|We don't bite newbies here... much|
collect data from web pages and insert into mysqlby SteinerKD (Acolyte)
|on Jul 30, 2010 at 15:14 UTC||Need Help??|
SteinerKD has asked for the wisdom of the Perl Monks concerning the following question:
First, sorry for the long post and clueless nature.
I have set myself a task to create a script that can collect data from web pages and insert them into a MySQL database. I'm a complete noob at this though and not even sure what language I need (to learn), but think perl might be it. What I ask now is not for you to tell me whow to do it, only if it's feasible or if I'm barking up the wrong tree (pointers on where to find relevant information is wellcome though.
First step would be to export a list of pids to be processed, each paired with the last sid processed for the pid.
The script would read the list and set the first pid in list as current.
Next step would be for it to add current pid to a URL and load that page containing a list.
From this page a list of sids needs to be collected untill I hit the "last processed" one, these might be spread over several pages so it need to keep going either until it finds "last processed" or there's no further pages to load (a fail I guess).

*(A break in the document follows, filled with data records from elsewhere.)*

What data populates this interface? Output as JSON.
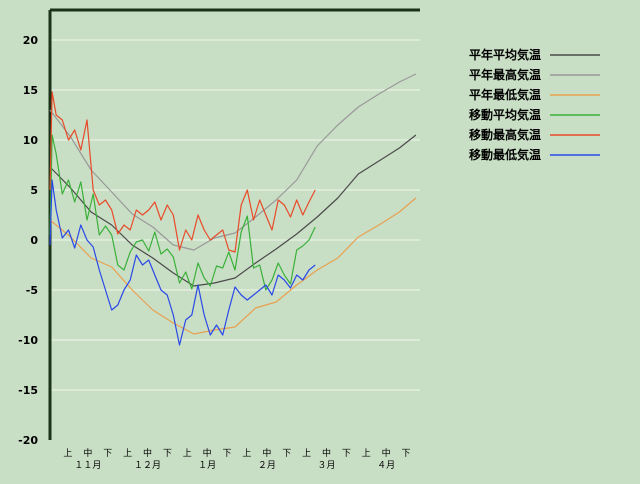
{
  "chart_data": {
    "type": "line",
    "title": "",
    "xlabel": "",
    "ylabel": "",
    "ylim": [
      -20,
      23
    ],
    "yticks": [
      20,
      15,
      10,
      5,
      0,
      -5,
      -10,
      -15,
      -20
    ],
    "grid": "horizontal",
    "legend_position": "right",
    "x_unit": "day index from start of November (0 = Nov 1)",
    "xlim": [
      0,
      180
    ],
    "period_ticks": [
      "上",
      "中",
      "下",
      "上",
      "中",
      "下",
      "上",
      "中",
      "下",
      "上",
      "中",
      "下",
      "上",
      "中",
      "下",
      "上",
      "中",
      "下"
    ],
    "month_labels": [
      "１１月",
      "１２月",
      "１月",
      "２月",
      "３月",
      "４月"
    ],
    "colors": {
      "background": "#c9dfc5",
      "axis": "#1a3319",
      "grid": "#eef5ec",
      "text": "#000000"
    },
    "series": [
      {
        "name": "平年平均気温",
        "color": "#4a4a4a",
        "x": [
          0,
          10,
          20,
          30,
          40,
          50,
          60,
          70,
          80,
          90,
          100,
          110,
          120,
          130,
          140,
          150,
          160,
          170,
          178
        ],
        "y": [
          7.3,
          5.2,
          2.8,
          1.5,
          -0.5,
          -1.8,
          -3.3,
          -4.6,
          -4.3,
          -3.8,
          -2.3,
          -0.9,
          0.6,
          2.3,
          4.2,
          6.6,
          7.9,
          9.2,
          10.5
        ]
      },
      {
        "name": "平年最高気温",
        "color": "#999999",
        "x": [
          0,
          10,
          20,
          30,
          40,
          50,
          60,
          70,
          80,
          90,
          100,
          110,
          120,
          130,
          140,
          150,
          160,
          170,
          178
        ],
        "y": [
          13.0,
          10.3,
          7.0,
          4.8,
          2.6,
          1.3,
          -0.5,
          -1.0,
          0.2,
          0.7,
          2.3,
          4.0,
          6.0,
          9.4,
          11.5,
          13.3,
          14.6,
          15.8,
          16.6
        ]
      },
      {
        "name": "平年最低気温",
        "color": "#e8a050",
        "x": [
          0,
          10,
          20,
          30,
          40,
          50,
          60,
          70,
          80,
          90,
          100,
          110,
          120,
          130,
          140,
          150,
          160,
          170,
          178
        ],
        "y": [
          2.0,
          0.3,
          -1.8,
          -2.7,
          -5.0,
          -7.0,
          -8.3,
          -9.4,
          -9.0,
          -8.7,
          -6.8,
          -6.2,
          -4.5,
          -3.0,
          -1.8,
          0.3,
          1.5,
          2.8,
          4.2
        ]
      },
      {
        "name": "移動平均気温",
        "color": "#3ab03a",
        "x": [
          0,
          1,
          3,
          6,
          9,
          12,
          15,
          18,
          21,
          24,
          27,
          30,
          33,
          36,
          39,
          42,
          45,
          48,
          51,
          54,
          57,
          60,
          63,
          66,
          69,
          72,
          75,
          78,
          81,
          84,
          87,
          90,
          93,
          96,
          99,
          102,
          105,
          108,
          111,
          114,
          117,
          120,
          123,
          126,
          129
        ],
        "y": [
          0.5,
          10.5,
          8.6,
          4.6,
          6.0,
          3.8,
          5.8,
          2.0,
          4.6,
          0.5,
          1.4,
          0.5,
          -2.5,
          -3.0,
          -1.2,
          -0.2,
          0.0,
          -1.1,
          0.8,
          -1.4,
          -0.9,
          -1.7,
          -4.3,
          -3.2,
          -4.9,
          -2.3,
          -3.8,
          -4.6,
          -2.6,
          -2.8,
          -1.2,
          -3.0,
          0.8,
          2.4,
          -2.8,
          -2.5,
          -5.0,
          -4.0,
          -2.3,
          -3.5,
          -4.4,
          -1.0,
          -0.6,
          0.0,
          1.3
        ]
      },
      {
        "name": "移動最高気温",
        "color": "#e84a2a",
        "x": [
          0,
          1,
          3,
          6,
          9,
          12,
          15,
          18,
          21,
          24,
          27,
          30,
          33,
          36,
          39,
          42,
          45,
          48,
          51,
          54,
          57,
          60,
          63,
          66,
          69,
          72,
          75,
          78,
          81,
          84,
          87,
          90,
          93,
          96,
          99,
          102,
          105,
          108,
          111,
          114,
          117,
          120,
          123,
          126,
          129
        ],
        "y": [
          5.0,
          14.8,
          12.5,
          12.0,
          10.0,
          11.0,
          9.0,
          12.0,
          5.0,
          3.5,
          4.0,
          3.0,
          0.6,
          1.5,
          1.0,
          3.0,
          2.5,
          3.0,
          3.8,
          2.0,
          3.5,
          2.5,
          -1.0,
          1.0,
          0.0,
          2.5,
          1.0,
          0.0,
          0.5,
          1.0,
          -1.0,
          -1.2,
          3.5,
          5.0,
          2.0,
          4.0,
          2.5,
          1.0,
          4.0,
          3.5,
          2.3,
          4.0,
          2.5,
          3.8,
          5.0
        ]
      },
      {
        "name": "移動最低気温",
        "color": "#2a48e8",
        "x": [
          0,
          1,
          3,
          6,
          9,
          12,
          15,
          18,
          21,
          24,
          27,
          30,
          33,
          36,
          39,
          42,
          45,
          48,
          51,
          54,
          57,
          60,
          63,
          66,
          69,
          72,
          75,
          78,
          81,
          84,
          87,
          90,
          93,
          96,
          99,
          102,
          105,
          108,
          111,
          114,
          117,
          120,
          123,
          126,
          129
        ],
        "y": [
          -0.5,
          6.0,
          3.0,
          0.2,
          1.0,
          -0.8,
          1.5,
          0.0,
          -0.7,
          -3.0,
          -5.0,
          -7.0,
          -6.5,
          -5.0,
          -4.0,
          -1.5,
          -2.5,
          -2.0,
          -3.5,
          -5.0,
          -5.5,
          -7.5,
          -10.5,
          -8.0,
          -7.5,
          -4.5,
          -7.5,
          -9.5,
          -8.5,
          -9.5,
          -7.0,
          -4.7,
          -5.5,
          -6.0,
          -5.5,
          -5.0,
          -4.5,
          -5.5,
          -3.5,
          -4.0,
          -4.8,
          -3.5,
          -4.0,
          -3.0,
          -2.5
        ]
      }
    ]
  }
}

Next is the new sid list created in the previous step, each one need to be processed and data collected some basic data is collected frrom each sid and then 2 possible (but not always excistant) lists.
The basic data collected for the sid cotains two values to be set as variables, these decides how many data blocks needs to be collected lower down on the page.
Go to first type block, collect the data I want and repeat as many times as variable says.
Go to second type block and repeat.
Store the data collected from previous in a textfile named after pid, it should contain 4 sections of data to be inserted into 4 databases.
First section update the pid with new last processed.
Second section add sids with info to DB.
Third section add the data from type 1 blocks on sid pages to DB.
Fourth section section add the data from type 2 blocks on sid pages to DB.
Close the file, load next pid from list and repeat the process until pid list is empty.
A guess a bonus at the end would be if it could also insert all the data collected into the db as well.
Is this something perl would be suitable for or is there a better choise?
My system is Win 7 64bit btw, running MySQL 5.1 and strawberry perl 5.12.